Welcome to the list. My name is pagh, and I am the current Beginners'
Grammarian. It's my job to help beginners learn Klingon. Whenver you have a
post you want help with, mark it for my attention by putting KLBC in the
subject line, like you have done here.

And as a general comment, it is a good idea to include an English
translation with your message for a while as well so I can better help you
correct the Klingon.

lab [email protected]:

> wa'DIch tlhIngan Hol jinID!

Always capitalize the I's.

<wa'DIch> is an ordinal number meaning "first", and it can only be used to
modify a noun or (possibly) as a noun itself. It follows the noun it
modifies:

Hogh wa'DIch - first week
pu' cha'DIch - second phaser

You don't really need the <wa'DIch> here, though.

You got the sentence order right in the rest of the sentence, but the prefix
wrong. When the verb (<nID> in this case) has an object of he/she/it (3rd
person singular), the prefix you need to use is <vI->, not <jI->.

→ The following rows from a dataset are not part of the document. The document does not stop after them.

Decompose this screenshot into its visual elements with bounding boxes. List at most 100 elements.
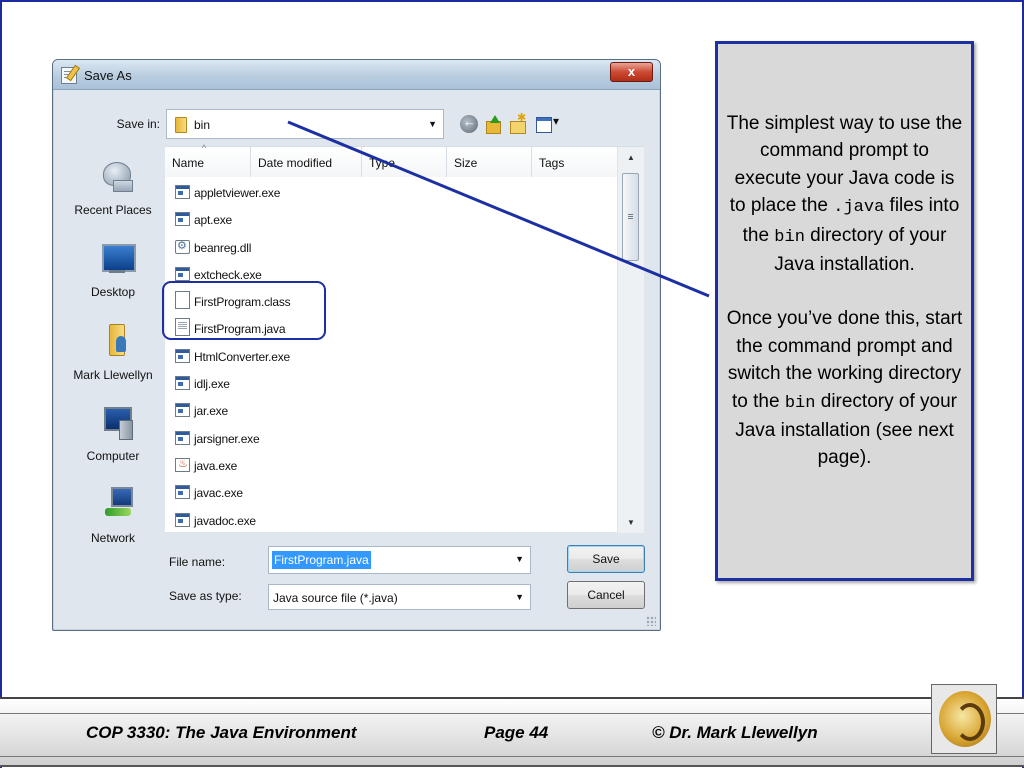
file-name: java.exe bbox=[194, 458, 238, 473]
place-label: Network bbox=[90, 531, 135, 545]
save-button[interactable]: Save bbox=[567, 545, 645, 573]
file-row[interactable]: idlj.exe bbox=[165, 371, 617, 398]
pegasus-logo-icon bbox=[939, 691, 991, 747]
dll-icon bbox=[175, 239, 190, 254]
up-folder-icon[interactable] bbox=[484, 115, 502, 134]
exe-icon bbox=[175, 212, 190, 227]
file-name-label: File name: bbox=[169, 555, 226, 569]
callout-box: The simplest way to use the command prom… bbox=[715, 41, 974, 581]
file-row[interactable]: appletviewer.exe bbox=[165, 180, 617, 207]
place-recent-places[interactable]: Recent Places bbox=[61, 146, 165, 226]
exe-icon bbox=[175, 485, 190, 500]
footer-divider bbox=[0, 756, 1024, 757]
cancel-button[interactable]: Cancel bbox=[567, 581, 645, 609]
save-as-type-dropdown[interactable]: Java source file (*.java) ▼ bbox=[268, 584, 531, 610]
vertical-scrollbar[interactable]: ▲ ▼ bbox=[617, 147, 644, 533]
place-label: Desktop bbox=[90, 285, 136, 299]
file-name-value: FirstProgram.java bbox=[272, 551, 371, 569]
file-rows: appletviewer.exe apt.exe beanreg.dll ext… bbox=[165, 180, 617, 535]
place-network[interactable]: Network bbox=[61, 476, 165, 556]
exe-icon bbox=[175, 430, 190, 445]
close-button[interactable]: x bbox=[610, 62, 653, 82]
footer-copyright: © Dr. Mark Llewellyn bbox=[652, 723, 818, 742]
chevron-down-icon[interactable]: ▼ bbox=[515, 592, 524, 602]
code-java: .java bbox=[833, 198, 885, 218]
file-row[interactable]: apt.exe bbox=[165, 207, 617, 234]
save-in-value: bin bbox=[194, 118, 211, 132]
file-row[interactable]: beanreg.dll bbox=[165, 235, 617, 262]
column-header-tags[interactable]: Tags bbox=[532, 147, 617, 177]
grip-icon bbox=[628, 214, 633, 215]
file-row[interactable]: java.exe bbox=[165, 453, 617, 480]
back-icon[interactable] bbox=[460, 114, 478, 133]
recent-places-icon bbox=[101, 156, 133, 192]
desktop-icon bbox=[101, 240, 136, 274]
scroll-down-icon[interactable]: ▼ bbox=[627, 518, 635, 527]
file-name: jar.exe bbox=[194, 404, 228, 419]
exe-icon bbox=[175, 403, 190, 418]
network-icon bbox=[101, 486, 133, 520]
save-in-label: Save in: bbox=[116, 117, 160, 131]
file-name: appletviewer.exe bbox=[194, 186, 281, 200]
exe-icon bbox=[175, 348, 190, 363]
place-label: Mark Llewellyn bbox=[73, 368, 153, 382]
scroll-up-icon[interactable]: ▲ bbox=[627, 153, 635, 162]
file-row[interactable]: jarsigner.exe bbox=[165, 426, 617, 453]
place-desktop[interactable]: Desktop bbox=[61, 230, 165, 310]
footer-course: COP 3330: The Java Environment bbox=[86, 723, 357, 742]
chevron-down-icon[interactable]: ▼ bbox=[428, 119, 437, 129]
save-as-dialog: Save As x Save in: bin ▼ Recent Places D… bbox=[52, 59, 661, 631]
chevron-down-icon[interactable]: ▼ bbox=[515, 554, 524, 564]
file-name: idlj.exe bbox=[194, 377, 230, 392]
file-name: extcheck.exe bbox=[194, 267, 262, 282]
column-header-date-modified[interactable]: Date modified bbox=[251, 147, 362, 177]
exe-icon bbox=[175, 512, 190, 527]
computer-icon bbox=[101, 404, 133, 440]
file-name: javadoc.exe bbox=[194, 513, 256, 528]
java-icon bbox=[175, 457, 190, 472]
exe-icon bbox=[175, 376, 190, 391]
column-header-type[interactable]: Type bbox=[362, 147, 447, 177]
sort-ascending-icon: ^ bbox=[202, 143, 207, 153]
file-name-input[interactable]: FirstProgram.java ▼ bbox=[268, 546, 531, 574]
exe-icon bbox=[175, 266, 190, 281]
dialog-titlebar[interactable]: Save As x bbox=[53, 60, 660, 90]
file-row[interactable]: javadoc.exe bbox=[165, 508, 617, 535]
places-bar: Recent Places Desktop Mark Llewellyn Com… bbox=[61, 146, 165, 556]
save-as-icon bbox=[61, 67, 77, 84]
file-name: apt.exe bbox=[194, 213, 232, 228]
logo-frame bbox=[931, 684, 997, 754]
exe-icon bbox=[175, 185, 190, 199]
save-as-type-label: Save as type: bbox=[169, 589, 242, 603]
file-name: javac.exe bbox=[194, 486, 243, 501]
place-computer[interactable]: Computer bbox=[61, 394, 165, 474]
callout-paragraph-2: Once you’ve done this, start the command… bbox=[726, 308, 963, 469]
save-as-type-value: Java source file (*.java) bbox=[273, 591, 398, 605]
place-label: Computer bbox=[86, 449, 140, 463]
file-row[interactable]: jar.exe bbox=[165, 398, 617, 425]
file-row[interactable]: HtmlConverter.exe bbox=[165, 344, 617, 371]
footer-page-number: Page 44 bbox=[484, 723, 549, 742]
user-folder-icon bbox=[101, 322, 133, 356]
footer-divider bbox=[0, 713, 1024, 714]
column-header-name[interactable]: ^ Name bbox=[165, 143, 251, 177]
views-menu-icon[interactable] bbox=[536, 114, 566, 133]
code-bin: bin bbox=[784, 393, 816, 413]
file-name: beanreg.dll bbox=[194, 240, 252, 255]
dialog-title: Save As bbox=[84, 68, 132, 83]
scrollbar-thumb[interactable] bbox=[622, 173, 639, 261]
new-folder-icon[interactable] bbox=[509, 111, 527, 134]
file-row[interactable]: javac.exe bbox=[165, 480, 617, 507]
file-name: jarsigner.exe bbox=[194, 431, 260, 446]
resize-grip-icon[interactable] bbox=[646, 616, 656, 626]
slide-footer: COP 3330: The Java Environment Page 44 ©… bbox=[0, 684, 1024, 768]
column-header-size[interactable]: Size bbox=[447, 147, 532, 177]
code-bin: bin bbox=[774, 227, 805, 247]
folder-icon bbox=[175, 117, 187, 133]
file-name: HtmlConverter.exe bbox=[194, 349, 290, 364]
callout-paragraph-1: The simplest way to use the command prom… bbox=[726, 113, 963, 276]
place-mark-llewellyn[interactable]: Mark Llewellyn bbox=[61, 312, 165, 392]
place-label: Recent Places bbox=[74, 203, 152, 217]
firstprogram-highlight bbox=[162, 281, 326, 340]
save-in-dropdown[interactable]: bin ▼ bbox=[166, 109, 444, 139]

> ghoj tlhIngan Hol jIneH.

Klingon doesn't have infinitives like the English "to learn" or "to think".
What it does have is a pronoun <'e'> which can refer to the previous
sentence. The way Klingon says "I want to do X" is really something like "I
want that I do X." As a result, the first part of your sentence should be "I
learn Klingon" - <tlhIngan Hol vIghoj>.

The rest of the sentence should be "I want that ...". The "I want it" part
is <vIneH> - prefixes again. The "that" part is interesting - with any other
verb, it would be the pronoun <'e'> to represent the previous sentence. In
one of the few exceptions to the rules in Klingon, though, the <'e'> is
omitted when the verb is <neH>.

tlhIngan Hol vIghoj vIneH.

> wa' Hogh vIlegh neH.

You've close to right idea with the <wa' Hogh> - Klingon puts timestamps
like "yesterday" or "next year" at the beginning of sentences. Your <wa'
Hogh>, though, is a duration, not a timestamp, so you need to find a
different way to express it. The usual way to express a duration like this
is <qaStaHvIS X, ...> - "While X happens, ...".

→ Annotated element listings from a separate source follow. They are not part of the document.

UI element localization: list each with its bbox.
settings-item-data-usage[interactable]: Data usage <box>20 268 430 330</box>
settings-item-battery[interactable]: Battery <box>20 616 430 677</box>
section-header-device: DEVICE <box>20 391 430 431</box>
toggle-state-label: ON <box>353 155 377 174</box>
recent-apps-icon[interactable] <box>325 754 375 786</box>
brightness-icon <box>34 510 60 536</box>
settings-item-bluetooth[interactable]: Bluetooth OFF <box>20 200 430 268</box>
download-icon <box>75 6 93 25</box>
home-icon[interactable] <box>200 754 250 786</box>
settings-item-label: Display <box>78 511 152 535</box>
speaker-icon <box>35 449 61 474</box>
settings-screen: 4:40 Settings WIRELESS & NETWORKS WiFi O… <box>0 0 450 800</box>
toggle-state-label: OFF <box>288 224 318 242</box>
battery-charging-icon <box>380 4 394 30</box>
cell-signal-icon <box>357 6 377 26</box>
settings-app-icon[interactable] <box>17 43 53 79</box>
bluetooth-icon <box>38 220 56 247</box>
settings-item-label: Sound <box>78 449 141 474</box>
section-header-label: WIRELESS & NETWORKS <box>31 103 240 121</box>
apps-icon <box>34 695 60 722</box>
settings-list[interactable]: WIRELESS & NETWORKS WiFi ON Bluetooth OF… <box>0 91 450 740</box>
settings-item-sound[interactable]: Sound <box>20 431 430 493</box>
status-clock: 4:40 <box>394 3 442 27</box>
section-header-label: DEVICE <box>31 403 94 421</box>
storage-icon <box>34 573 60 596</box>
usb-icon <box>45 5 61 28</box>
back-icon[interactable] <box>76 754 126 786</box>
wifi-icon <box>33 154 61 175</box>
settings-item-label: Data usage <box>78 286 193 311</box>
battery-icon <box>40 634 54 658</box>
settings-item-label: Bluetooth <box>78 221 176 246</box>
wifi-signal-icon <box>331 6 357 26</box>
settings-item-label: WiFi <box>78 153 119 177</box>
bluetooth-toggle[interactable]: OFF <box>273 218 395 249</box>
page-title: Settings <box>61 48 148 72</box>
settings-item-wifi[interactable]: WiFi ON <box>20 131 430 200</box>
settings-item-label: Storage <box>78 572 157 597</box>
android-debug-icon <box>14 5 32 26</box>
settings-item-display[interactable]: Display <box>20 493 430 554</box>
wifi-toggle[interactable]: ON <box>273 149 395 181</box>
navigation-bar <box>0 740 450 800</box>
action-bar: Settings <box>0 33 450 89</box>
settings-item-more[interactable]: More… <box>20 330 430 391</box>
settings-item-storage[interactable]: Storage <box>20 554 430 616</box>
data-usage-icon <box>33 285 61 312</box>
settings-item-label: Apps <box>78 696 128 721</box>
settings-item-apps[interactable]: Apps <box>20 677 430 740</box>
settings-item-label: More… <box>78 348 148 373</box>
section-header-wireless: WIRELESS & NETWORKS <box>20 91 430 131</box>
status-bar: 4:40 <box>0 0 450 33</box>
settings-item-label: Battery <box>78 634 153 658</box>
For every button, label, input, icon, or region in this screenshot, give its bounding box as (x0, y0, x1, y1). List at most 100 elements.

You also got very close with <neH> here. When it is used to mean "only,
merely, just", it has to go after the word it modifies - <Hogh> in this
case.

qaStaHvIS wa' Hogh neH vIlegh.

> choQaHneS.

lu'.

> chay' jitagh?

tlhIngan Hol mu'ghom yIje'. yIlaD. yIlaDqa'. yIlaDqa'taH.
Buy the Klingon dictionary. Read it. Read it again. Keep rereading it.

Seriously, though, the Dictionary is the essential reference for the
language. There are several useful supplementary references, and the KLI has
a good starting page (/kli/starting.html) which lists
them.


> chay' jiSoQmoH?

I really don't know what you mean here.

> mu' tlham jimIS

<tlham> is a slang word meaning "social order", so it doesn't work for "word
order". Its non-slang meaning is "gravity". The word I suggest is <pab> -
grammar. This is a good word for "word order" and all the other rules of the
language.

You also need to work on your grammar in this sentence. You said "I am
confused", wich is correct, but you just stuck the rest in front of it, with
no relation to the rest of the sentence. What you probably should say in
this sentence is "grammar confuses me" - <mumISmoH pab>.